President-elect names, considers figures committed to spurring American energy growth
President-Elect Donald Trump’s selection of Exxon Mobil CEO Rex Tillerson to be secretary of state indicates the next administration will be more focused on energy than perhaps any other in recent U.S. history.
The choice, despite hand-wringing from Democratic critics such as former New Mexico Gov. Bill Richardson, sends a clear signal to Congress, policymakers, and the world: Energy will be key to America’s economic growth and revival.
The statement is further backed up by Trump’s choice to head the Environmental Protection Agency: Oklahoma Attorney General Scott Pruitt. And by the fact Trump is considering former Texas Gov. Rick Perry for secretary of energy. Few governors have to know energy policy more than a Texas governor.
It’s all a bold statement because under President Obama and other world leaders, it became trendy to diss energy producers and play up “green energy,” despite the fact solar and wind power may not be able to provide the numbers that consumers need.
Trump is signaling a commitment to an economy powered well and cheaply by abundant supplies of oil, gasoline and electricity. The second priority, and still a top one, will be climate.
Also trendy under Obama was to endorse climate treaties, such as the Paris Agreement. The agreement, which President Obama signed onto a year ago, has no real teeth.
But its goal, if implemented, would seem to require limits on the use of coal, oil, and natural gas.

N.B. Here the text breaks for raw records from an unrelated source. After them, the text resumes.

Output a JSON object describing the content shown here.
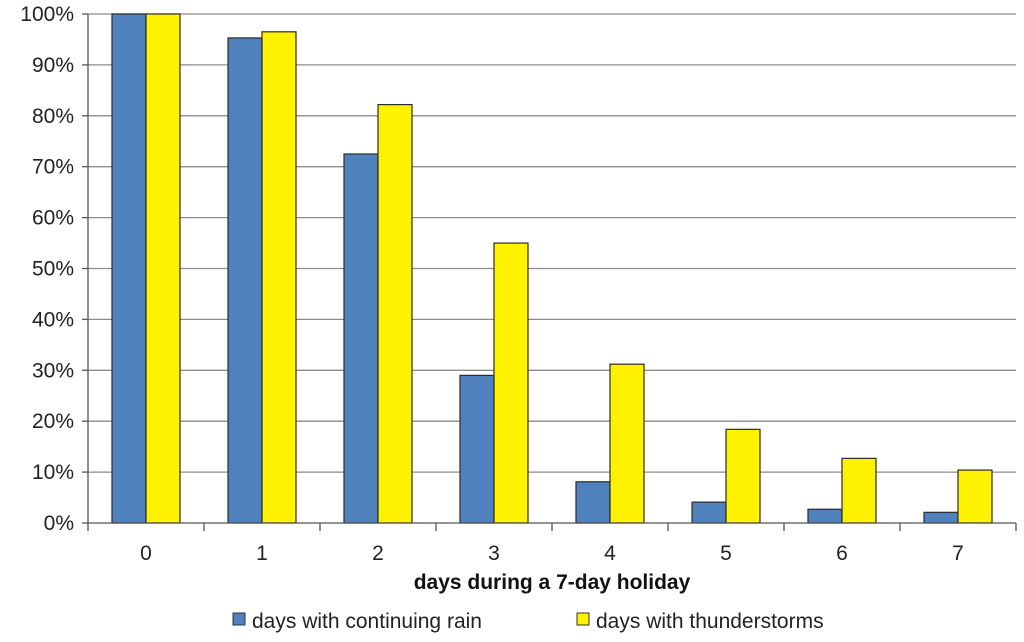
{
  "chart_data": {
    "type": "bar",
    "title": "",
    "xlabel": "days during a 7-day holiday",
    "ylabel": "",
    "categories": [
      "0",
      "1",
      "2",
      "3",
      "4",
      "5",
      "6",
      "7"
    ],
    "ylim": [
      0,
      100
    ],
    "yticks": [
      0,
      10,
      20,
      30,
      40,
      50,
      60,
      70,
      80,
      90,
      100
    ],
    "ytick_labels": [
      "0%",
      "10%",
      "20%",
      "30%",
      "40%",
      "50%",
      "60%",
      "70%",
      "80%",
      "90%",
      "100%"
    ],
    "grid": true,
    "legend_position": "bottom",
    "series": [
      {
        "name": "days with continuing rain",
        "color": "#4F81BD",
        "values": [
          100,
          95.3,
          72.5,
          29,
          8.1,
          4.1,
          2.7,
          2.1
        ]
      },
      {
        "name": "days with thunderstorms",
        "color": "#FFF200",
        "values": [
          100,
          96.5,
          82.2,
          55,
          31.2,
          18.4,
          12.7,
          10.4
        ]
      }
    ]
  }
}
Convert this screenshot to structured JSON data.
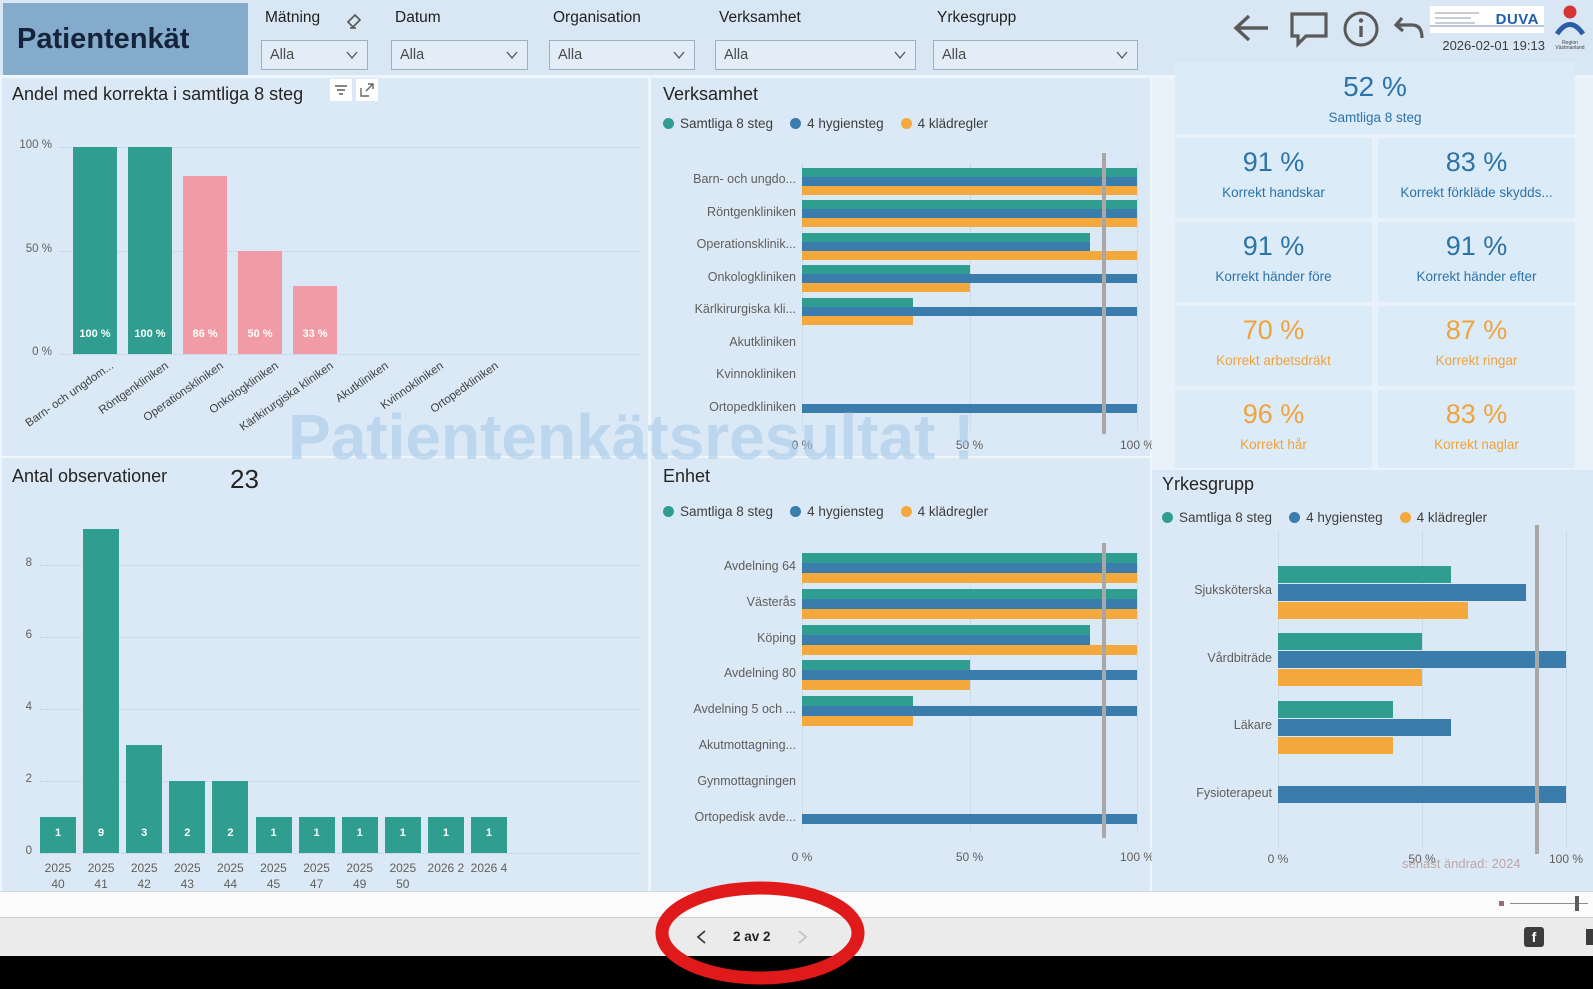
{
  "header": {
    "title": "Patientenkät",
    "timestamp": "2026-02-01 19:13",
    "logos": {
      "duva": "DUVA",
      "region": "Region Västmanland"
    },
    "filters": [
      {
        "label": "Mätning",
        "value": "Alla"
      },
      {
        "label": "Datum",
        "value": "Alla"
      },
      {
        "label": "Organisation",
        "value": "Alla"
      },
      {
        "label": "Verksamhet",
        "value": "Alla"
      },
      {
        "label": "Yrkesgrupp",
        "value": "Alla"
      }
    ]
  },
  "colors": {
    "teal": "#2f9d8f",
    "pink": "#f09ba6",
    "blue": "#3a7cab",
    "orange": "#f5a83b",
    "kpi_blue": "#2d73a8",
    "kpi_orange": "#f0a23c",
    "header_box": "#84abcb",
    "annotation_red": "#e01a1a",
    "reference_gray": "#a8a8a8"
  },
  "kpis": {
    "main": {
      "value": "52 %",
      "label": "Samtliga 8 steg"
    },
    "blue": [
      {
        "value": "91 %",
        "label": "Korrekt handskar"
      },
      {
        "value": "83 %",
        "label": "Korrekt förkläde skydds..."
      },
      {
        "value": "91 %",
        "label": "Korrekt händer före"
      },
      {
        "value": "91 %",
        "label": "Korrekt händer efter"
      }
    ],
    "orange": [
      {
        "value": "70 %",
        "label": "Korrekt arbetsdräkt"
      },
      {
        "value": "87 %",
        "label": "Korrekt ringar"
      },
      {
        "value": "96 %",
        "label": "Korrekt hår"
      },
      {
        "value": "83 %",
        "label": "Korrekt naglar"
      }
    ]
  },
  "chart_data": [
    {
      "id": "andel",
      "type": "bar",
      "title": "Andel med korrekta i samtliga 8 steg",
      "categories": [
        "Barn- och ungdom...",
        "Röntgenkliniken",
        "Operationskliniken",
        "Onkologkliniken",
        "Kärlkirurgiska kliniken",
        "Akutkliniken",
        "Kvinnokliniken",
        "Ortopedkliniken"
      ],
      "values": [
        100,
        100,
        86,
        50,
        33,
        null,
        null,
        null
      ],
      "data_labels": [
        "100 %",
        "100 %",
        "86 %",
        "50 %",
        "33 %"
      ],
      "bar_colors": [
        "#2f9d8f",
        "#2f9d8f",
        "#f09ba6",
        "#f09ba6",
        "#f09ba6"
      ],
      "y_ticks": [
        "100 %",
        "50 %",
        "0 %"
      ],
      "ylim": [
        0,
        100
      ]
    },
    {
      "id": "verksamhet",
      "type": "bar-horizontal-grouped",
      "title": "Verksamhet",
      "series": [
        "Samtliga 8 steg",
        "4 hygiensteg",
        "4 klädregler"
      ],
      "series_colors": [
        "#2f9d8f",
        "#3a7cab",
        "#f5a83b"
      ],
      "categories": [
        "Barn- och ungdo...",
        "Röntgenkliniken",
        "Operationsklinik...",
        "Onkologkliniken",
        "Kärlkirurgiska kli...",
        "Akutkliniken",
        "Kvinnokliniken",
        "Ortopedkliniken"
      ],
      "values": [
        [
          100,
          100,
          100
        ],
        [
          100,
          100,
          100
        ],
        [
          86,
          86,
          100
        ],
        [
          50,
          100,
          50
        ],
        [
          33,
          100,
          33
        ],
        [
          null,
          null,
          null
        ],
        [
          null,
          null,
          null
        ],
        [
          null,
          100,
          null
        ]
      ],
      "x_ticks": [
        "0 %",
        "50 %",
        "100 %"
      ],
      "reference_line": 90,
      "xlim": [
        0,
        100
      ]
    },
    {
      "id": "antal",
      "type": "bar",
      "title": "Antal observationer",
      "total": "23",
      "categories": [
        "2025 40",
        "2025 41",
        "2025 42",
        "2025 43",
        "2025 44",
        "2025 45",
        "2025 47",
        "2025 49",
        "2025 50",
        "2026 2",
        "2026 4"
      ],
      "values": [
        1,
        9,
        3,
        2,
        2,
        1,
        1,
        1,
        1,
        1,
        1
      ],
      "data_labels": [
        "1",
        "9",
        "3",
        "2",
        "2",
        "1",
        "1",
        "1",
        "1",
        "1",
        "1"
      ],
      "y_ticks": [
        8,
        6,
        4,
        2,
        0
      ],
      "ylim": [
        0,
        9
      ]
    },
    {
      "id": "enhet",
      "type": "bar-horizontal-grouped",
      "title": "Enhet",
      "series": [
        "Samtliga 8 steg",
        "4 hygiensteg",
        "4 klädregler"
      ],
      "series_colors": [
        "#2f9d8f",
        "#3a7cab",
        "#f5a83b"
      ],
      "categories": [
        "Avdelning 64",
        "Västerås",
        "Köping",
        "Avdelning 80",
        "Avdelning 5 och ...",
        "Akutmottagning...",
        "Gynmottagningen",
        "Ortopedisk avde..."
      ],
      "values": [
        [
          100,
          100,
          100
        ],
        [
          100,
          100,
          100
        ],
        [
          86,
          86,
          100
        ],
        [
          50,
          100,
          50
        ],
        [
          33,
          100,
          33
        ],
        [
          null,
          null,
          null
        ],
        [
          null,
          null,
          null
        ],
        [
          null,
          100,
          null
        ]
      ],
      "x_ticks": [
        "0 %",
        "50 %",
        "100 %"
      ],
      "reference_line": 90,
      "xlim": [
        0,
        100
      ]
    },
    {
      "id": "yrkesgrupp",
      "type": "bar-horizontal-grouped",
      "title": "Yrkesgrupp",
      "series": [
        "Samtliga 8 steg",
        "4 hygiensteg",
        "4 klädregler"
      ],
      "series_colors": [
        "#2f9d8f",
        "#3a7cab",
        "#f5a83b"
      ],
      "categories": [
        "Sjuksköterska",
        "Vårdbiträde",
        "Läkare",
        "Fysioterapeut"
      ],
      "values": [
        [
          60,
          86,
          66
        ],
        [
          50,
          100,
          50
        ],
        [
          40,
          60,
          40
        ],
        [
          null,
          100,
          null
        ]
      ],
      "x_ticks": [
        "0 %",
        "50 %",
        "100 %"
      ],
      "reference_line": 90,
      "xlim": [
        0,
        100
      ]
    }
  ],
  "watermark": "Patientenkätsresultat !",
  "footer": {
    "pagination_label": "2 av 2",
    "last_modified": "senast ändrad: 2024"
  }
}
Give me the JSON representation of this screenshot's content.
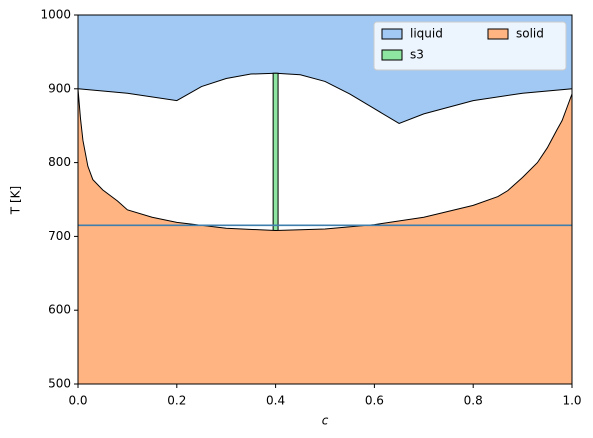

The agreement calls for “a long-term goal of keeping the increase in global average temperature to well below 2 degrees Celsius above pre-industrial levels,” according to the European Commission’s website.
And while there is no enforcement mechanism for the goals within the Paris Agreement, the United States is obligated to report its data to other nations, at meetings and in the public record.
The Paris Agreement requires nations to “come together every five years to set more ambitious targets as required by science,” and to “report to each other and the public on how well they are doing to implement their targets.”